Politics

The Doug Jones Coalition

Democrats feel momentum in Alabama, but they’ll need black and white voters to beat Roy Moore.

Jones greets supporters at Alabama State University in Montgomery.

Jamelle Bouie

BIRMINGHAM, Alabama—Roy Moore currently leads in the latest polls of the Alabama Senate race, and has led every public poll released in the past week. But on the ground in Alabama it feels like Doug Jones has the momentum in these frenzied final days of the campaign.

Part of this is due to Moore’s absence. The controversial Republican—accused of molesting a 14-year-old and pursuing sexual relationships with other teenagers as a man in his 30s—has vanished from the campaign trail. His last public event, a rally with former White House strategist Steve Bannon, was on Tuesday. Since then, he’s been a ghost of a candidate, present only on the airwaves.

Jones, by contrast, is on a tireless schedule of events and meetings, criss-crossing the state with high-profile Democrats like Sen. Cory Booker of New Jersey and former Massachusetts Gov. Deval Patrick. On Saturday, Jones held events in Selma, Montgomery, and Birmingham, urging supporters to do the hard work that marks the end of every campaign: making calls, knocking on doors, and bringing people to the polls. On Sunday, Jones visited churches in the Birmingham area, held a get-out-the-vote event at his Birmingham field office, then headed to Huntsville to attend a community meeting and rally supporters.

Jones doesn’t sound like a candidate who is losing. In Montgomery, he was confident, urging supporters to do their part on Tuesday and giving a version of his closing argument: That this election is a chance to protect the programs that help ordinary Alabamans—Medicare, Medicaid, and Social Security—as much as it is a chance to reject Roy Moore and his “divisive politics.”

Still, there are real worries about Jones’ campaign, largely centered on his outreach to black voters. “I think they’ve put a lot of resources here in Alabama; I just hope they went to the right places,” said Catrena Norris Carter, national coordinator of Selma’s Bridge Crossing Jubilee, who had come to Jones’ Birmingham office on behalf of the Alabama New South Coalition. “It’s those smaller, rural towns that are going to make the difference, and I’m just hoping they get to enough of those places.”

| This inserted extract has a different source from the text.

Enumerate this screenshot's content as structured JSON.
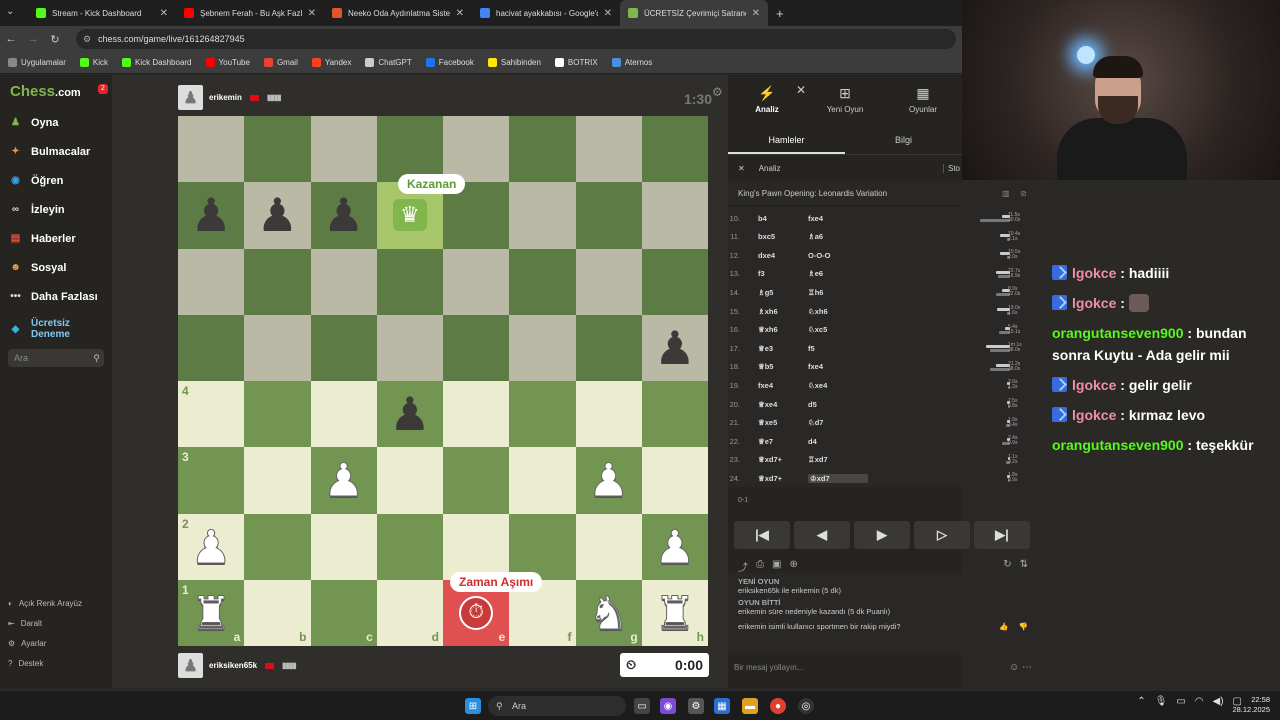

“Those places” are the black enclaves of Alabama’s Black Belt, named so for the quality of its soil. While the large majority of black Alabamans who are registered say they will likely vote, the Black Belt’s poverty and isolation make it difficult to mobilize voters. High turnout there is critical to Jones’ chances, and groups on the ground are working hard to make that happen, but there are real obstacles. “[Voter ID] has been a problem in the Black Belt areas because those are rural areas, and they have to drive a distance to get to the ID offices,” explained Kynesha Brown, who was working in the Montgomery area to mobilize voters in low-turnout areas as part of “Roll to the Polls,” an effort to bring people to the voting booth on election day.

In 2014, Alabama implemented a strict voter identification law that had previously been blocked under a provision of the Voting Rights Act that was struck down in 2013 by the Supreme Court. The law provided for free state photo IDs to satisfy the requirements for voting, but in 2015—citing a budget crisis—Alabama Republicans shuttered dozens of driver’s license offices, many of them in counties with high numbers of black registered voters. “Every single county in which blacks make up more than 75 percent of registered voters will see their driver license office closed. Every one,” noted John Archibald of the Birmingham News at the time. And after investigating those closures, the U.S. Department of Transportation concluded that black Americans in the Black Belt were “disproportionately underserved by the state’s driver license services, causing a disparate and adverse impact on the basis of race.”

Following the investigation, Alabama agreed to increase hours of operation for driver’s license offices in the region. But without early voting, weekend voting, or robust mail-in voting, the state is still a place where it’s difficult to vote if you lack the time or resources to get identification and get to the polls. Which means it’s a state that actively burdens a large portion of its black population.

All of which gets to why this race is so difficult for Jones—why, despite momentum and an absent opponent, he’s still an underdog. Alabama is deeply racially polarized, and white Alabamans give the vast majority of their votes to Republicans. That polarization has helped make the GOP functionally the “white” party and the Democrats the “black” one. It’s part of the basic structure of the state’s politics, and informs decisions like the one that shuttered driver’s license offices in the Black Belt. Those decisions stand to depress black turnout and make Jones reliant on a certain proportion of white voters who might not otherwise be inclined to support a pro-choice Democrat. For all the attention heaped on black voters, whether Doug Jones can win will depend on whether white Alabamans cross a line that’s as much racial as it is partisan.